Churches the world over reacted with shock and indignation to the Soviet Union’s merciless crushing of Hungary. In a dramatic broadcast to both sides of the Iron Curtain, Pope Pius XII condemned the “illegal and brutal repression” and declared that Christians have “a moral obligation to try all permissible means in order that the dignity and freedom of the Hungarian people be restored.” In one of the strongest statements of his pontificate, his voice trembling with emotion, he urged free people to “close their ranks as fast as possible and link in a solid public pact all those governments and people which want the world to proceed on the path of the honor and the dignity of the children of God.”

The Pope continued: “Too much blood has been unjustly shed! Too much mourning and slaughter has been suddenly renewed! The slender thread of confidence which had begun to reunite peoples and gave some comfort to souls appears to be broken . . . Can the world disinterest itself in these brothers, abandoning them to a fate of degrading slavery? Let all other problems be set aside . . . Perhaps if nations which sincerely love freedom and peace are united, this will be sufficient to induce those who break the fundamental laws of human understanding to milder counsels.”
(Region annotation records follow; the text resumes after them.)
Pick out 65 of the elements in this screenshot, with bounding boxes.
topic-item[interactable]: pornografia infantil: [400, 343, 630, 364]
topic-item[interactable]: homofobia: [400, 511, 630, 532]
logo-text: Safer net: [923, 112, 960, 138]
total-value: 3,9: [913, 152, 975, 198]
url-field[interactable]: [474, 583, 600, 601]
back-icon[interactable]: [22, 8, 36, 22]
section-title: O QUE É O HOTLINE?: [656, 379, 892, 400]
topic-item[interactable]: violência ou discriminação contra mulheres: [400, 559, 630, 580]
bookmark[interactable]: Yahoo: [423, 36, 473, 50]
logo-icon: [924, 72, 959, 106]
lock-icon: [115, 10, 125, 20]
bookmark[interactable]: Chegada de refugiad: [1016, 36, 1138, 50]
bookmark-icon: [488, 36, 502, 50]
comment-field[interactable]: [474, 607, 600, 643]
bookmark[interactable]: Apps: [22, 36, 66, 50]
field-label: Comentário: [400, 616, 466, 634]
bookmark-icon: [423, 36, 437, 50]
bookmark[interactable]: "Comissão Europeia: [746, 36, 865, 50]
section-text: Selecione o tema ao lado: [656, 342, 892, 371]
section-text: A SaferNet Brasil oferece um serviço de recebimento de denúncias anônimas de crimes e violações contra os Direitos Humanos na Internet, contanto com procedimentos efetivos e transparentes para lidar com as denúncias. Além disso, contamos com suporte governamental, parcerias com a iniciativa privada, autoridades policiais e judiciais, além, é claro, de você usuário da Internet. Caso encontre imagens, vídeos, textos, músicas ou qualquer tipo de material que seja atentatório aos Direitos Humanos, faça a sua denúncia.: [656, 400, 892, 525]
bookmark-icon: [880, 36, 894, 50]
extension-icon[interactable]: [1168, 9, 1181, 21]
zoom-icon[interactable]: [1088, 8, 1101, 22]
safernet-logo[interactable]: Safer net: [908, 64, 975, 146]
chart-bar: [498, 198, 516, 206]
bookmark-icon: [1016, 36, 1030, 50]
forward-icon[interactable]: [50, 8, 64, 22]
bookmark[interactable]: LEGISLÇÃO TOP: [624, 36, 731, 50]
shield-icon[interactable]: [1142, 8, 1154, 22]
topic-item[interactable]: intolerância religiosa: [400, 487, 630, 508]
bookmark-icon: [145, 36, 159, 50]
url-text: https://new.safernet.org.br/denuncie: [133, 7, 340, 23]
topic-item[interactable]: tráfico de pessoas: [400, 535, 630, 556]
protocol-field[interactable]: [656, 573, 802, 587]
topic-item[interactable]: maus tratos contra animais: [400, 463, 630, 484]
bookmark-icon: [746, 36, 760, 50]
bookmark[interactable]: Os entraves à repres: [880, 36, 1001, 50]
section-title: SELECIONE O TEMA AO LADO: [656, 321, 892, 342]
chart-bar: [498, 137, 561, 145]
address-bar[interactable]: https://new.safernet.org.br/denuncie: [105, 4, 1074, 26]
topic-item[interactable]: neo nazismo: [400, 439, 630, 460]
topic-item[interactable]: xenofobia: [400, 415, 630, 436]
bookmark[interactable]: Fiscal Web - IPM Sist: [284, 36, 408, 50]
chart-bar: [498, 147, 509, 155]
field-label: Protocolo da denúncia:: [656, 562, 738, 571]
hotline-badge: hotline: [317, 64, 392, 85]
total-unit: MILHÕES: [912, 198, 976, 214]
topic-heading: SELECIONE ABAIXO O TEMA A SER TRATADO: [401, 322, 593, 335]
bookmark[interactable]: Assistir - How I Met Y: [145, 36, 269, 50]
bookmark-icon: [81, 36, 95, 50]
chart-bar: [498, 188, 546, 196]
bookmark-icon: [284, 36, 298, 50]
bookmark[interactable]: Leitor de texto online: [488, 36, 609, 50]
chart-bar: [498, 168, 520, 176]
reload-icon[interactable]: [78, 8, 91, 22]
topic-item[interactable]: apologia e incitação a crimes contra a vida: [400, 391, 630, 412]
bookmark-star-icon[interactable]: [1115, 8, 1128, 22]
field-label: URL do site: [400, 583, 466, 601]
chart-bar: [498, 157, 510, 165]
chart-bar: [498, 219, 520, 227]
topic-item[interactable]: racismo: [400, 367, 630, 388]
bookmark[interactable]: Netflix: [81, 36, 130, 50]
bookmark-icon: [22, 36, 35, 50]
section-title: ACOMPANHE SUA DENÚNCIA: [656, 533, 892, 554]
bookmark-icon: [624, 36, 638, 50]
Churchmen of all faiths seemed ready to agree. Said the World Council of Churches in Geneva: “Christians must stand together with all who, in the struggle for freedom, suffer pain and trial.” The National Council of Churches in the U.S. cabled the Russian Orthodox Church, asking it to work for “the avoidance of further bloodshed and oppression.”

One of the most moving pleas came from a man who had enjoyed his own freedom less than two weeks—Poland’s Stefan Cardinal Wyszynski. Preparing to go to Rome to receive his red hat from the Pope (when he was made cardinal in 1953, he did not dare leave Poland for fear that the Communists would not allow him to return), Wyszynski preached his first sermon since his release from Red imprisonment (TIME, Nov. 12). He did not mention Hungary, but his words held bitter aptness: “We were proud of the soth century. Yet that first half of the century has brought with it such terrible stains on almost all social, political and state organs that we can truly regard that century as a great disaster, as a slap in the face to a proud man . . .

“In many states monstrous institutions have been established to rule the people, the very mention of which brings blushes to the face of modern man . . . That suffering which is a stain on modern life in almost all parts of the world now calls out from the depths, from the bottom of the soul, with a great voice, asking for man’s right to the truth, to freedom, to some sort of justice, to love.”

Wyszynski’s parting words showed his anxiety for Poland’s future. “Poles can die heroically. A man can only die once and thus quickly cover himself in fame, but our lives are spent in long years of toil, trial and tribulation. That is still more heroic. This is the kind of greater heroism which the present time requires.”